Rozdział 34
Od mojej rozmowy z Jay minęły trzy dni. Umówiłam z nią plan co i jak zrobić z Louis'em. Była godzina dziesiąta a ja ubrana i umalowana czekałam na sms-a od Jay. Po pięciu minutach dostałam :
Wyszedł z domu. Będzie za trzydzieści minut. Jay
Czekałam na Louis'a w korytarzu i patrząc przez okno czy nie idzie.
Po dwudziestu minutach Louis pojawił się na wózku przed moimi drzwiami.

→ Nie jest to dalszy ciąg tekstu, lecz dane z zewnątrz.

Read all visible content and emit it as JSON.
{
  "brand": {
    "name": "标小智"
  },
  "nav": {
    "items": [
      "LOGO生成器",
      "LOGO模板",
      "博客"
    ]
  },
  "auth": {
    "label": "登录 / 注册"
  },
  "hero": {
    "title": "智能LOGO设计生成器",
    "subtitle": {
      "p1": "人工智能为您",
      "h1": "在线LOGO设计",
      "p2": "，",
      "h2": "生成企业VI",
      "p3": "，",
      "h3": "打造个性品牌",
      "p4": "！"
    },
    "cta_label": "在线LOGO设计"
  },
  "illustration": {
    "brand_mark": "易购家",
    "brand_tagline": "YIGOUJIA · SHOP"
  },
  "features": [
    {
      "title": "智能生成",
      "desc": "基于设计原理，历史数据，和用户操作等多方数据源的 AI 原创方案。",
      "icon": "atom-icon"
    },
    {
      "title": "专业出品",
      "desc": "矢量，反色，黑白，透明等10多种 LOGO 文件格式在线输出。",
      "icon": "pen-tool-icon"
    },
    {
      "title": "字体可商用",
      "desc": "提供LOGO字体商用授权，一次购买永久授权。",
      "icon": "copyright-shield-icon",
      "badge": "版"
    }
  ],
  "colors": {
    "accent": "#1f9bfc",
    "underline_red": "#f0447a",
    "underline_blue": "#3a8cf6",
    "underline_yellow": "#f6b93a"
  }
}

Postanowiłam od razu nie otwierać drzwi. On za to pytał i dzwonił lecz nie tak ostro jak ostatnio.
Po pięciu minutach zrezygnowany odjechał na wózku ja wtedy wyszłam.
-Libby... -Nie odpowiedziałam tylko poszłam prosto i otworzyłam mu furtkę - C... co Ty robisz?

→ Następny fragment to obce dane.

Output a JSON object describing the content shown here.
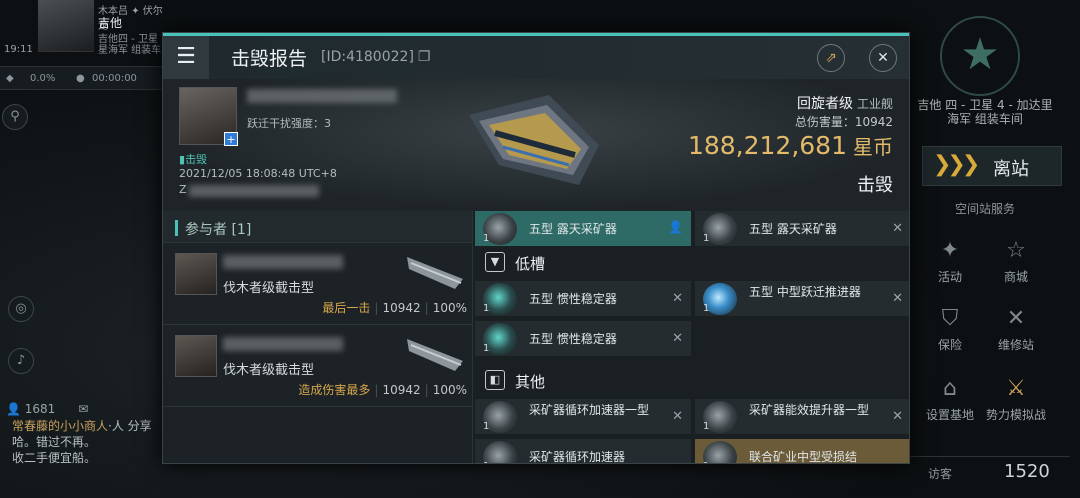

-Chciałeś ostatnio abym z tobą wyszła. Ale jeśli nie chcesz to jasiek wracam...-zawróciłam się w stronę drzwi od mojego domu. Przeszłam koło niego nie patrząc na niego. Ale nie dane mi było iść z nim ponieważ złapał mnie za rękę.
-Przepraszam. Chodź ze mną. M... muszę Ci wszystko wyjaśnić...
Ruszyłam bez pośpiechu swój tyłek i poczekałam aż Louis wyjedzie z mojej posesji.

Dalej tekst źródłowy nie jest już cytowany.